Reputation: 195
I need a starting point to make the following possible.
I have a Main activity start when the Android application starts, as well as an alternate screen that I want to be Debug output (only strings). What I am struggling with is, what layout do I use for the debug screen, and how do I keep this screen constantly populating while I am viewing my Main activity? I do not have any code for this functionality as everything I have tried has crashed my application, so I was hoping to start fresh. I am a super noob to Android so any information would be helpful.
Thanks in advance.
EDIT: I am sorry, I should have been more specific. I will be receiving Debug information over Bluetooth from a robot. Sensor information, location, possibly a camera feed, etc. At the moment I am looking for a good way to display the Debug information that is Text only.

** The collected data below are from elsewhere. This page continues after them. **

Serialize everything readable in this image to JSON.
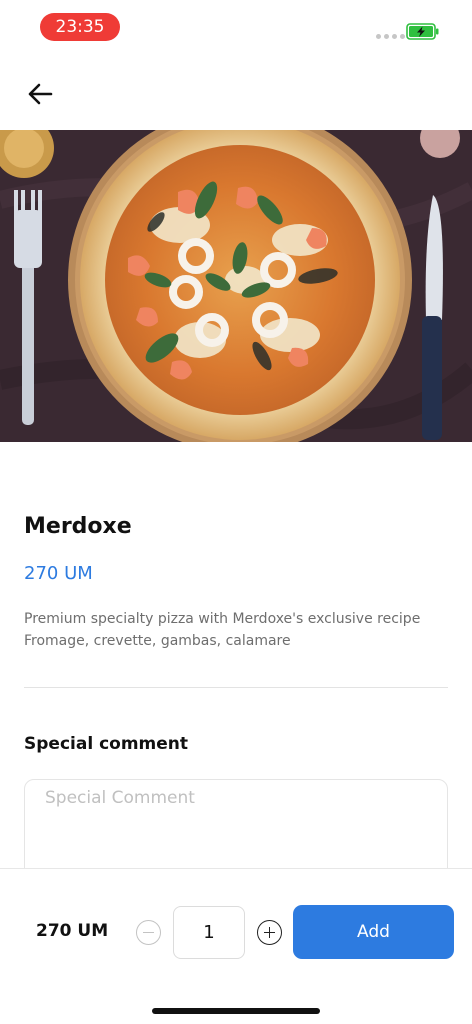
{
  "status_bar": {
    "time": "23:35"
  },
  "product": {
    "name": "Merdoxe",
    "price": "270 UM",
    "description_lines": [
      "Premium specialty pizza with Merdoxe's exclusive recipe",
      "Fromage, crevette, gambas, calamare"
    ]
  },
  "comment": {
    "title": "Special comment",
    "placeholder": "Special Comment",
    "value": ""
  },
  "order": {
    "total": "270 UM",
    "quantity": "1",
    "add_label": "Add"
  },
  "colors": {
    "accent": "#2d7be0",
    "time_pill": "#ef3b36",
    "battery": "#2fbf3f"
  },
  "icons": [
    "back-arrow-icon",
    "battery-charging-icon",
    "minus-icon",
    "plus-icon"
  ]
}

I have a Main Activity that will have the controls of the Robot, and I want to have a second separate screen (that can be switched to from the Options menu) that will have the debug information updated in real time. Don't worry about any of the Bluetooth stuff I can already read and write to the socket. Just the "debug screen"
Upvotes: 0
Views: 225
Reputation: 195
After doing some more research I have decided to use a TabActivity instead of trying to do two separate screens. This allows the Tabs to be under 1 Activity and I do not need to worry about inter-Activity communication. Thank you all for you help.
Upvotes: 0
Reputation: 484
I would suggest using the log associated with each method, listener, etc. you'd like to keep track of. See here: http://developer.android.com/reference/android/util/Log.html
The TAG identifies the aspect you'd like to track in your logCat:
private static final String TAG = "MyActivity";
Then you simply add the following into your methods, listeners, etc.
Log.v(TAG, insert variables and other info here);
You use your app on the device or emulator normally and filter your logCat output for the items your tracking. You can do it simultaneously or inspect you logcat after you've used the app for a bit.
Hope that helps...
Upvotes: 1
Reputation: 5759
I would use the eclipse debugger. The console output as well as logcat are also very useful for debugging.

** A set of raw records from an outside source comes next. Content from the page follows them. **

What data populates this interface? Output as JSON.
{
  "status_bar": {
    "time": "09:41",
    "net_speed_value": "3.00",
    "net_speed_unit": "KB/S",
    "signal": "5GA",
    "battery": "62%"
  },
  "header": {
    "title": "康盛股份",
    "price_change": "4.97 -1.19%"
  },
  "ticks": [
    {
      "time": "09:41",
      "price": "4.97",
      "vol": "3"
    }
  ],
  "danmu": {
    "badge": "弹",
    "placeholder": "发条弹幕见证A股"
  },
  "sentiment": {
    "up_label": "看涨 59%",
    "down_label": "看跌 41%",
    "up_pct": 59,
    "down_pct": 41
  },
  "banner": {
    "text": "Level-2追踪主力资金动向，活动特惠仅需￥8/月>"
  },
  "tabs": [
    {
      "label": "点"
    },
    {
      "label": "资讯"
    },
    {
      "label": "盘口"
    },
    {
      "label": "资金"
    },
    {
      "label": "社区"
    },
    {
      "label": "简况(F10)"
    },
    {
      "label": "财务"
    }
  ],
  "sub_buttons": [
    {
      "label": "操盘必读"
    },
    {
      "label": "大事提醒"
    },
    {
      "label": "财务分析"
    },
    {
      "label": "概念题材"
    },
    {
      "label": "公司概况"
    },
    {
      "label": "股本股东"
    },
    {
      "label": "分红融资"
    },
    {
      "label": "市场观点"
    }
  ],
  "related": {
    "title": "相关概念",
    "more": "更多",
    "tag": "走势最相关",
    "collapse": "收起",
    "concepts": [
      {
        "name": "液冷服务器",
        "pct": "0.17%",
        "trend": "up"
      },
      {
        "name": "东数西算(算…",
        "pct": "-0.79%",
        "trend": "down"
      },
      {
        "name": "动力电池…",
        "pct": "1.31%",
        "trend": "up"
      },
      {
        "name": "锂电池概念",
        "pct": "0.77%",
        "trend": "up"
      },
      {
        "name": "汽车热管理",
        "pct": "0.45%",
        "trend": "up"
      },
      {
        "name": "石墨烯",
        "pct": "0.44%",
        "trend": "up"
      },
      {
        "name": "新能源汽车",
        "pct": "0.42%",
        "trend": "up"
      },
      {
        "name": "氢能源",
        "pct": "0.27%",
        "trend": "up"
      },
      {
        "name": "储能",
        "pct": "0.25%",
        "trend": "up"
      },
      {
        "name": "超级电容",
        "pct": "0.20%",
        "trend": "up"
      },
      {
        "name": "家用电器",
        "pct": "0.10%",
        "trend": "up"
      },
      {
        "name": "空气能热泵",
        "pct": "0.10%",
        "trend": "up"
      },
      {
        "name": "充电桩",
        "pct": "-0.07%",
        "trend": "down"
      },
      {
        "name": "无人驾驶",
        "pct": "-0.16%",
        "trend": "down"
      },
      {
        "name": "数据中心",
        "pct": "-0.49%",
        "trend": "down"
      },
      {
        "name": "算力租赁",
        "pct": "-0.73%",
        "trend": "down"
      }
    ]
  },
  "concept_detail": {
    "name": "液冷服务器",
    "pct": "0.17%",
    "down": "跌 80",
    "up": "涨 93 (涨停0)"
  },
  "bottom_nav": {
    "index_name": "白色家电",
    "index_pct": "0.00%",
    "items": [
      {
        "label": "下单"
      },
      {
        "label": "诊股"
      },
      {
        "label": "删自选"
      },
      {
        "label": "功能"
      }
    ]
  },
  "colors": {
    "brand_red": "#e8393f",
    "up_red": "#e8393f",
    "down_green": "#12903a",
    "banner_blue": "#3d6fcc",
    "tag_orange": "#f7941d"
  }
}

If you must create your own debug screen I would create an asynctask that can run in the background. Each time you get output that should go to your debugger I would send it to your asynctask and have the asynctask store it in the database along with a time stamp. Then any time you want to view debug output pull up your custom view that pulls data from your database. You could use a LinearLayout that has 6 textviews. The textviews could display the last 6 messages from your debugger. How you implement the layout is really up to you. Just make sure you persist the debug info in your database rather than in memory or I can almost guarantee some of your debug info will be lost.